At the road block is stopped a black Lamborghini, with an engine iced and baffled for silent running. The driver is a drug mule, hauling a load and staying on the backroads, and less frequently monitored highways. The car itself is running without headlights, while the driver wears night vision goggles.
Status: False"
I'm willing to bet it will actually increase piracy by killing off a major source of bad quality product.
It's almost as if they want to make the problem worse.
Personally if I were the MPAA I would let these morons record all so they can flood the market with bad quality DVDs and making it such a bad case of hit or miss that the only way you can be sure of getting a good copy is to buy one.
A smarter move would be to finish hunting down the people in their own industry who are leaking production quality material before the movie even makes it to the theaters.
You could buy a couple hundred IR LEDs off of eBay cheap and use them to spell out the message "Your sister is going down on me right now!" on the front of a jacket. At the very least, the NVG goons should get a good chuckle out of it - right before they stomp you into the ground with their jackboots.
A computer once beat me at chess, but it was no match for me at kick boxing -- Emo Phillips
A new paperback costs $6-$7. A used one can often be had for $1-$2.
Who moderates this sort of obvious nonsense as "Insightful"??
/. If the government wants us to respect the law, it should set a better example.
I used to project films for a local cinama (here in the UK) from the age of 15. Films I wasn't even legally entitled to watch.
Large multiplex cinemas may have well-paid, adult projectionists with night-vision monocles and decent security - but there are thousands of smaller single-screen cinemas where any old kid (like me) runs the projector for pocket money. All it takes is for one of them to bring in a camcorder.
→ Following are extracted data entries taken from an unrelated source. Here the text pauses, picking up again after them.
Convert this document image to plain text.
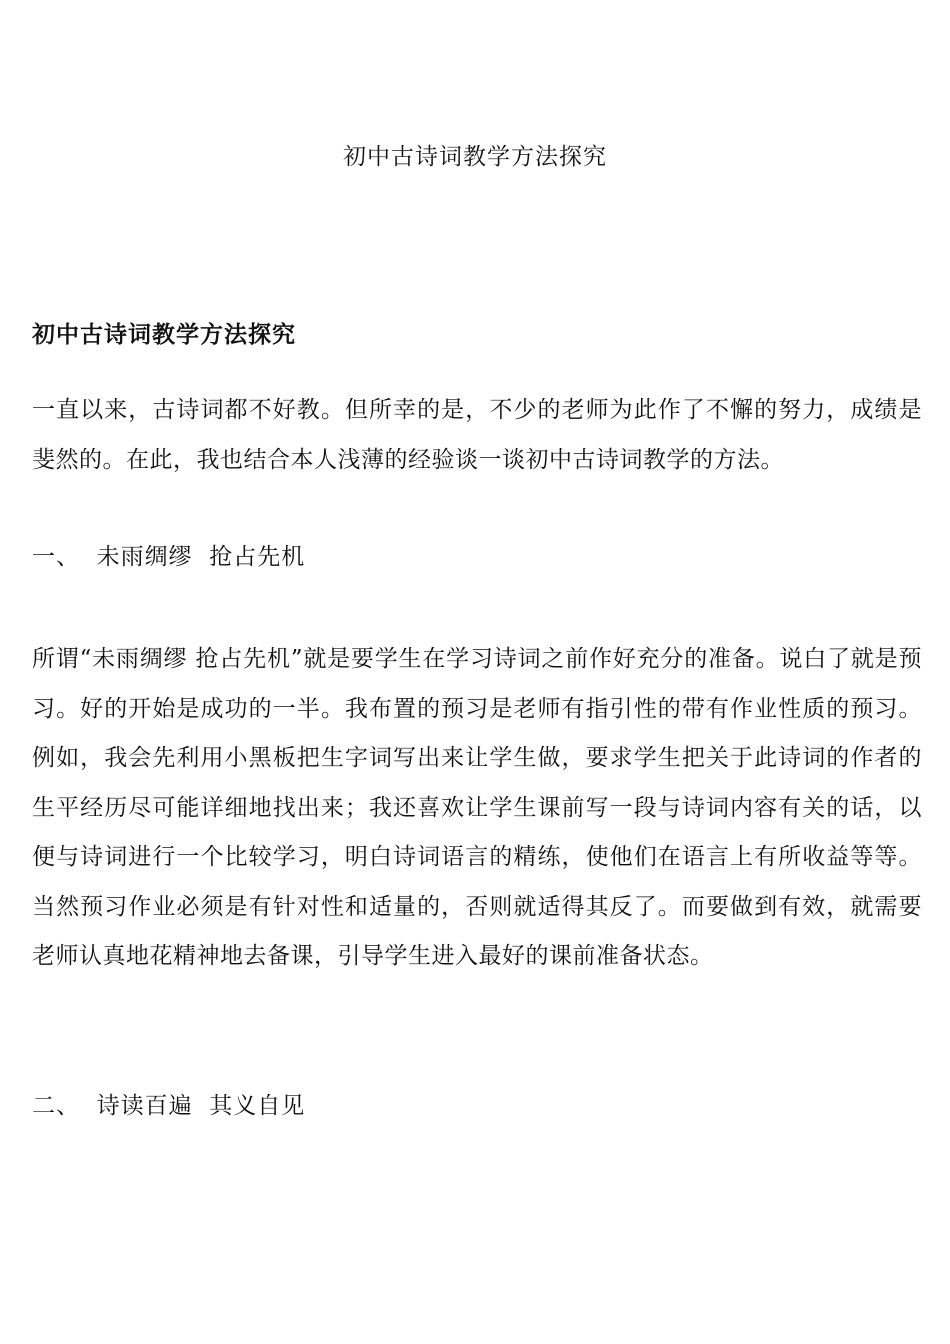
初中古诗词教学方法探究
初中古诗词教学方法探究
一直以来，古诗词都不好教。但所幸的是，不少的老师为此作了不懈的努力，成绩是斐然的。在此，我也结合本人浅薄的经验谈一谈初中古诗词教学的方法。
一、  未雨绸缪  抢占先机
所谓“未雨绸缪 抢占先机”就是要学生在学习诗词之前作好充分的准备。说白了就是预习。好的开始是成功的一半。我布置的预习是老师有指引性的带有作业性质的预习。例如，我会先利用小黑板把生字词写出来让学生做，要求学生把关于此诗词的作者的生平经历尽可能详细地找出来；我还喜欢让学生课前写一段与诗词内容有关的话，以便与诗词进行一个比较学习，明白诗词语言的精练，使他们在语言上有所收益等等。当然预习作业必须是有针对性和适量的，否则就适得其反了。而要做到有效，就需要老师认真地花精神地去备课，引导学生进入最好的课前准备状态。
二、  诗读百遍  其义自见
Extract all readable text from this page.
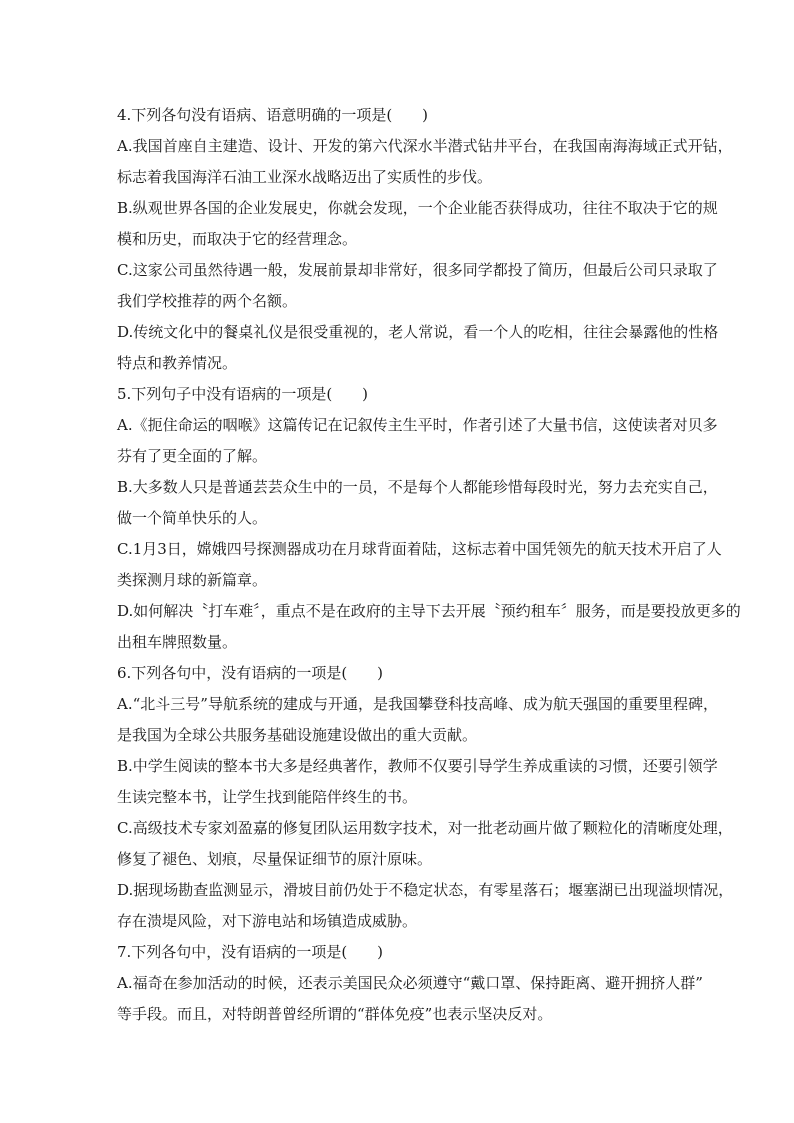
4.下列各句没有语病、语意明确的一项是(　　)
A.我国首座自主建造、设计、开发的第六代深水半潜式钻井平台，在我国南海海域正式开钻，
标志着我国海洋石油工业深水战略迈出了实质性的步伐。
B.纵观世界各国的企业发展史，你就会发现，一个企业能否获得成功，往往不取决于它的规
模和历史，而取决于它的经营理念。
C.这家公司虽然待遇一般，发展前景却非常好，很多同学都投了简历，但最后公司只录取了
我们学校推荐的两个名额。
D.传统文化中的餐桌礼仪是很受重视的，老人常说，看一个人的吃相，往往会暴露他的性格
特点和教养情况。
5.下列句子中没有语病的一项是(　　)
A.《扼住命运的咽喉》这篇传记在记叙传主生平时，作者引述了大量书信，这使读者对贝多
芬有了更全面的了解。
B.大多数人只是普通芸芸众生中的一员，不是每个人都能珍惜每段时光，努力去充实自己，
做一个简单快乐的人。
C.1月3日，嫦娥四号探测器成功在月球背面着陆，这标志着中国凭领先的航天技术开启了人
类探测月球的新篇章。
D.如何解决〝打车难〞，重点不是在政府的主导下去开展〝预约租车〞服务，而是要投放更多的
出租车牌照数量。
6.下列各句中，没有语病的一项是(　　)
A.“北斗三号”导航系统的建成与开通，是我国攀登科技高峰、成为航天强国的重要里程碑，
是我国为全球公共服务基础设施建设做出的重大贡献。
B.中学生阅读的整本书大多是经典著作，教师不仅要引导学生养成重读的习惯，还要引领学
生读完整本书，让学生找到能陪伴终生的书。
C.高级技术专家刘盈嘉的修复团队运用数字技术，对一批老动画片做了颗粒化的清晰度处理，
修复了褪色、划痕，尽量保证细节的原汁原味。
D.据现场勘查监测显示，滑坡目前仍处于不稳定状态，有零星落石；堰塞湖已出现溢坝情况，
存在溃堤风险，对下游电站和场镇造成威胁。
7.下列各句中，没有语病的一项是(　　)
A.福奇在参加活动的时候，还表示美国民众必须遵守“戴口罩、保持距离、避开拥挤人群”
等手段。而且，对特朗普曾经所谓的“群体免疫”也表示坚决反对。
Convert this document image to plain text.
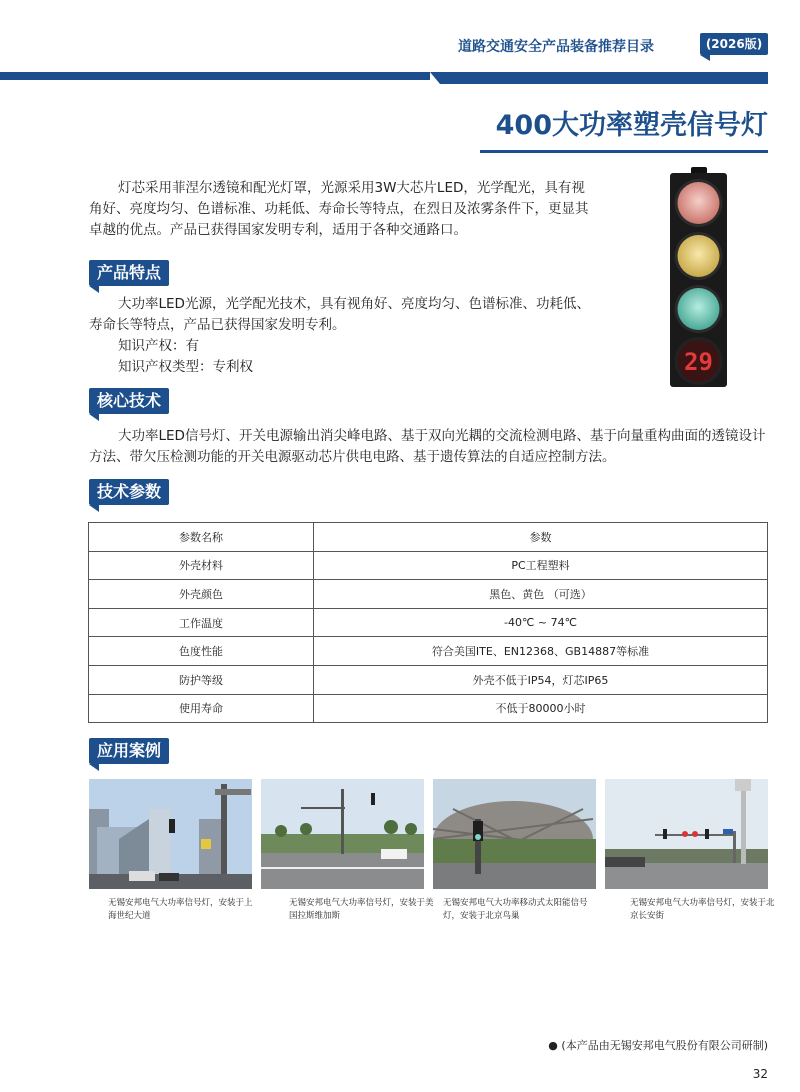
道路交通安全产品装备推荐目录	(2026版)
400大功率塑壳信号灯
灯芯采用菲涅尔透镜和配光灯罩，光源采用3W大芯片LED，光学配光，具有视角好、亮度均匀、色谱标准、功耗低、寿命长等特点，在烈日及浓雾条件下，更显其卓越的优点。产品已获得国家发明专利，适用于各种交通路口。
29
产品特点
大功率LED光源，光学配光技术，具有视角好、亮度均匀、色谱标准、功耗低、寿命长等特点，产品已获得国家发明专利。
知识产权：有
知识产权类型：专利权
核心技术
大功率LED信号灯、开关电源输出消尖峰电路、基于双向光耦的交流检测电路、基于向量重构曲面的透镜设计方法、带欠压检测功能的开关电源驱动芯片供电电路、基于遗传算法的自适应控制方法。
技术参数
参数名称	参数
外壳材料	PC工程塑料
外壳颜色	黑色、黄色 （可选）
工作温度	-40℃ ~ 74℃
色度性能	符合美国ITE、EN12368、GB14887等标准
防护等级	外壳不低于IP54，灯芯IP65
使用寿命	不低于80000小时
应用案例
无锡安邦电气大功率信号灯，安装于上海世纪大道
无锡安邦电气大功率信号灯，安装于美国拉斯维加斯
无锡安邦电气大功率移动式太阳能信号灯，安装于北京鸟巢
无锡安邦电气大功率信号灯，安装于北京长安街
● (本产品由无锡安邦电气股份有限公司研制)
32
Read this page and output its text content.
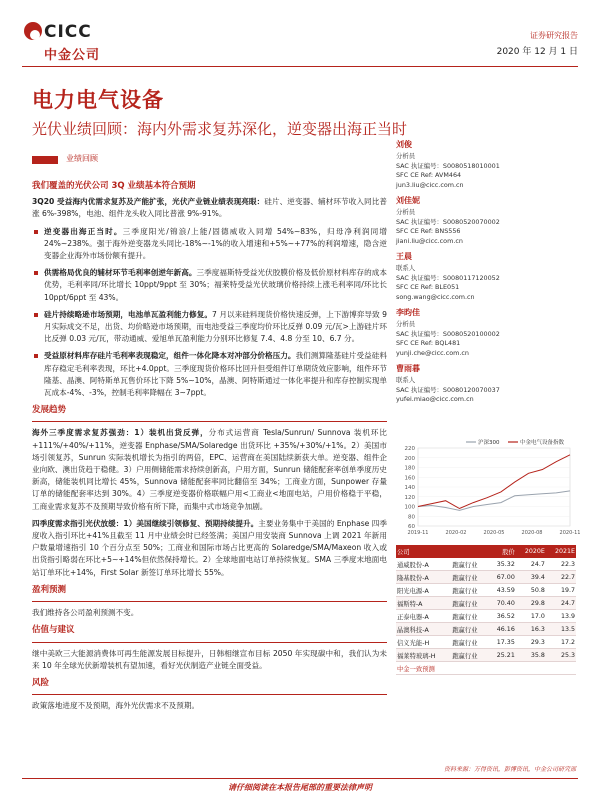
CICC
中金公司
证券研究报告
2020 年 12 月 1 日
电力电气设备
光伏业绩回顾：海内外需求复苏深化，逆变器出海正当时
业绩回顾
我们覆盖的光伏公司 3Q 业绩基本符合预期
3Q20 受益海内优需求复苏及产能扩张，光伏产业链业绩表现亮眼：硅片、逆变器、辅材环节收入同比普涨 6%-398%，电池、组件龙头收入同比普涨 9%-91%。
逆变器出海正当时。三季度阳光/锦浪/上能/固德威收入同增 54%~83%，归母净利润同增 24%~238%。强于海外逆变器龙头同比-18%~-1%的收入增速和+5%~+77%的利润增速，隐含逆变器企业海外市场份额有提升。
供需格局优良的辅材环节毛利率创逆年新高。三季度福斯特受益光伏胶膜价格及低价原材料库存的成本优势，毛利率同/环比增长 10ppt/9ppt 至 30%；福莱特受益光伏玻璃价格持续上涨毛利率同/环比长 10ppt/6ppt 至 43%。
硅片持续略逊市场预期，电池单瓦盈利能力修复。7 月以来硅料现货价格快速反弹，上下游博弈导致 9 月实际成交不足，出货、均价略逊市场预期，而电池受益三季度均价环比反弹 0.09 元/瓦>上游硅片环比反弹 0.03 元/瓦，带动通威、爱旭单瓦盈利能力分别环比修复 7.4、4.8 分至 10、6.7 分。
受益原材料库存硅片毛利率表现稳定，组件一体化降本对冲部分价格压力。我们测算隆基硅片受益硅料库存稳定毛利率表现，环比+4.0ppt。三季度现货价格环比回升但受组件订单期货效应影响，组件环节隆基、晶澳、阿特斯单瓦售价环比下降 5%~10%，晶澳、阿特斯通过一体化率提升和库存控制实现单瓦成本-4%、-3%，控制毛利率降幅在 3~7ppt。
发展趋势
海外三季度需求复苏强劲：1）装机出货反弹，分布式运营商 Tesla/Sunrun/ Sunnova 装机环比 +111%/+40%/+11%，逆变器 Enphase/SMA/Solaredge 出货环比 +35%/+30%/+1%。2）美国市场引领复苏，Sunrun 实际装机增长为指引的两倍，EPC、运营商在美国陆续新获大单。逆变器、组件企业向欧、澳出货趋于稳健。3）户用侧储能需求持续创新高，户用方面，Sunrun 储能配套率创单季度历史新高，储能装机同比增长 45%，Sunnova 储能配套率同比翻倍至 34%；工商业方面，Sunpower 存量订单的储能配套率达到 30%。4）三季度逆变器价格联幅户用<工商业<地面电站，户用价格稳于平稳，工商业需求复苏不及预期导致价格有所下降，而集中式市场竞争加剧。
四季度需求指引光伏放缓：1）美国继续引领修复、预期持续提升。主要业务集中于美国的 Enphase 四季度收入指引环比+41%且截至 11 月中业绩会时已经签满；美国户用安装商 Sunnova 上调 2021 年新用户数量增速指引 10 个百分点至 50%；工商业和国际市场占比更高的 Solaredge/SMA/Maxeon 收入或出货指引略弱在环比+5~+14%但依然保持增长。2）全球地面电站订单持续恢复。SMA 三季度末地面电站订单环比+14%，First Solar 新签订单环比增长 55%。
盈利预测
我们维持各公司盈利预测不变。
估值与建议
继中美欧三大能源消费体可再生能源发展目标提升，日韩相继宣布目标 2050 年实现碳中和，我们认为未来 10 年全球光伏新增装机有望加速，看好光伏制造产业链全面受益。
风险
政策落地进度不及预期，海外光伏需求不及预期。
刘俊
分析员
SAC 执证编号：S0080518010001
SFC CE Ref: AVM464
jun3.liu@cicc.com.cn
刘佳妮
分析员
SAC 执证编号：S0080520070002
SFC CE Ref: BNS556
jiani.liu@cicc.com.cn
王晨
联系人
SAC 执证编号：S0080117120052
SFC CE Ref: BLE051
song.wang@cicc.com.cn
李昀佳
分析员
SAC 执证编号：S0080520100002
SFC CE Ref: BQL481
yunji.che@cicc.com.cn
曹雨暮
联系人
SAC 执证编号：S0080120070037
yufei.miao@cicc.com.cn
60
80
100
120
140
160
180
200
220
2019-11	2020-02	2020-05	2020-08	2020-11
沪深300	中金电气设备指数
公司		股价	2020E	2021E
通威股份-A	跑赢行业	35.32	24.7	22.3
隆基股份-A	跑赢行业	67.00	39.4	22.7
阳光电源-A	跑赢行业	43.59	50.8	19.7
福斯特-A	跑赢行业	70.40	29.8	24.7
正泰电器-A	跑赢行业	36.52	17.0	13.9
晶澳科技-A	跑赢行业	46.16	16.3	13.5
信义光能-H	跑赢行业	17.35	29.3	17.2
福莱特玻璃-H	跑赢行业	25.21	35.8	25.3
中金一致预测				
资料来源：万得资讯，彭博资讯，中金公司研究部
请仔细阅读在本报告尾部的重要法律声明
Although this cloak and dagger stuff is interesting and will be reported widely, the real problem still remains. People are going to pirate movies. No matter what technologies are used to avoid this, people are going to come up with new ways of defeating it.
The reason people pirate movies is probably similar to the reason people pirate compact disks. They want the product in a more convient format, or they want the product at a lower price.
Long term, here are some suggestions to movie studios to avoid piracy. Most of these require the studios to look past the short term bottom line, and try to serve their customers.
1. Release the movie simultaniously world wide. By releasing movies on different days in different parts of the world, movie studios create demand for piracy. It is understandable that a languague translation might take extra time, but there should be no other delays in movie releases.
2. Get rid of region coded DVD's. These are simply pissing off legitimate users of your product. If you want to reduce piracy, make your product available as conviently as posslble.
3. Release the DVD the day the movie is released in the theater. Doesn't have to have all the special features. That way people who can't get to the theater get the product they want.
4. Stream movies over the internet. If the consumer wants to watch movies on the internet, give them a way of doing it legally.
5. Lower prices for movies. If studios want to capture the low end of the market, they need to lower movie prices. Video games can have play times of upwards of 120 hours, yet cost $40. If an average video game lasts only 60 hours, that is still only 66 cents per hour of entertainment. Movies last two hours, yet cost $8. That is four dollars per hour of entertainment. They can make up any lost revenue through merchandising, product placement, enhanced DVD's, etc.
The big problem with almost all of these suggestions is that the cut into revenue sources, such as pay-per-view, TV premieres, etc.
In the long run, customers will demand more convience, just as they are doing with recorded music. The studios will have no choice.